Camden Yards, with fifty full-time employees to support in Camden, was able to navigate the whipsaw impacts of COVID, steel tariffs, supply-chain shortage in 2021 in which steel prices rose to $1.00 a pound with pent up demand; and then, suddenly dropped to 30-cents a pound, sticking the company with high priced inventory to meet its commitments.

“Half of our business is contractual, and half is transactional,” he explained. “We are committed to our customers to deliver what we said we would deliver, when we said we deliver and at the price we agreed on.”

It just happens that the price for steel goes way, way too high and then suddenly goes way, way too low.
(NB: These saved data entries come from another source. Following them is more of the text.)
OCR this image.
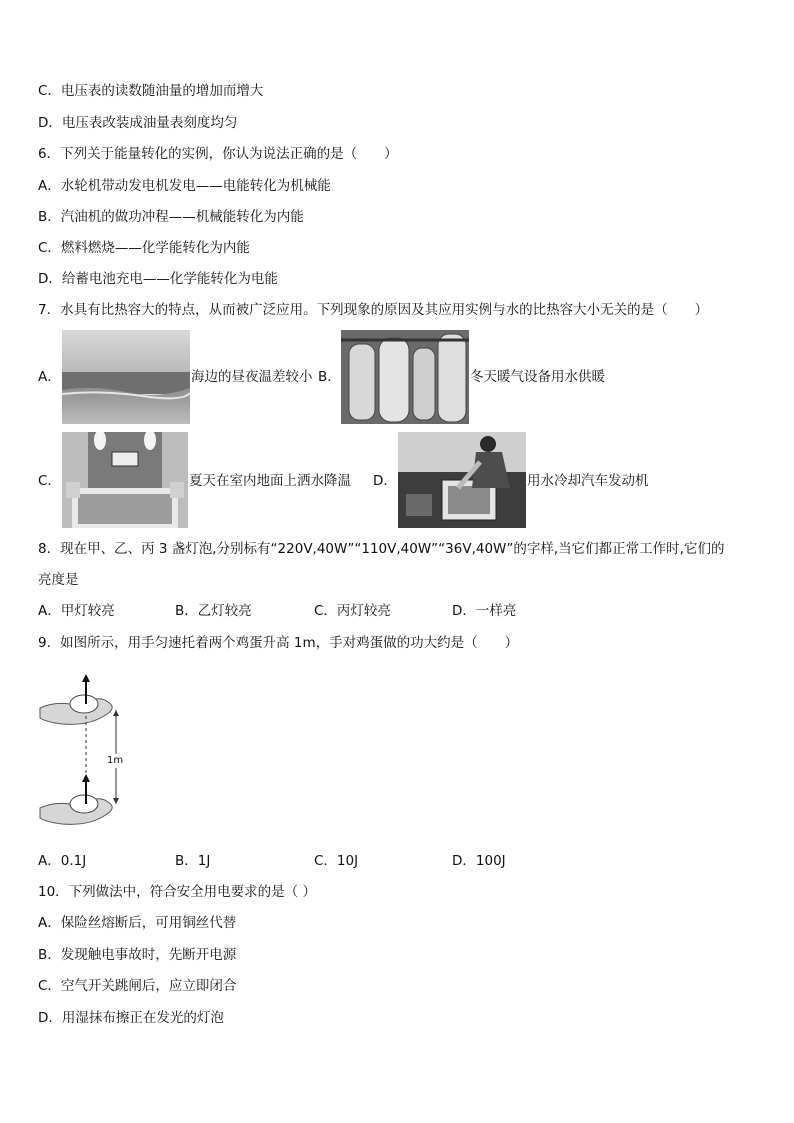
C．电压表的读数随油量的增加而增大
D．电压表改装成油量表刻度均匀
6．下列关于能量转化的实例，你认为说法正确的是（　　）
A．水轮机带动发电机发电——电能转化为机械能
B．汽油机的做功冲程——机械能转化为内能
C．燃料燃烧——化学能转化为内能
D．给蓄电池充电——化学能转化为电能
7．水具有比热容大的特点，从而被广泛应用。下列现象的原因及其应用实例与水的比热容大小无关的是（　　）
A．	海边的昼夜温差较小 B．	冬天暖气设备用水供暖
C．	夏天在室内地面上洒水降温 D．	用水冷却汽车发动机
8．现在甲、乙、丙 3 盏灯泡,分别标有“220V,40W”“110V,40W”“36V,40W”的字样,当它们都正常工作时,它们的
亮度是
A．甲灯较亮	B．乙灯较亮	C．丙灯较亮	D．一样亮
9．如图所示，用手匀速托着两个鸡蛋升高 1m，手对鸡蛋做的功大约是（　　）
1m
A．0.1J	B．1J	C．10J	D．100J
10．下列做法中，符合安全用电要求的是（ ）
A．保险丝熔断后，可用铜丝代替
B．发现触电事故时，先断开电源
C．空气开关跳闸后，应立即闭合
D．用湿抹布擦正在发光的灯泡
“We try to buy on the down but it’s like trying to catch a falling knife without getting cut,” Amato explained. Sometimes you catch the handle, sometimes you don’t. Whatever, the outcome, Amato protects his customers. “That’s how we earn the trust and business of our customers,” he said. The Russian invasion of Ukraine is expected to have a major impact on the world economy in 2022, especially on steel prices. “We don’t use Russian steel for our products, so we don’t anticipate any dramatic impact for our customers, but we’ll deal with whatever high and lows as we have in the past. It’s the nature of our business.”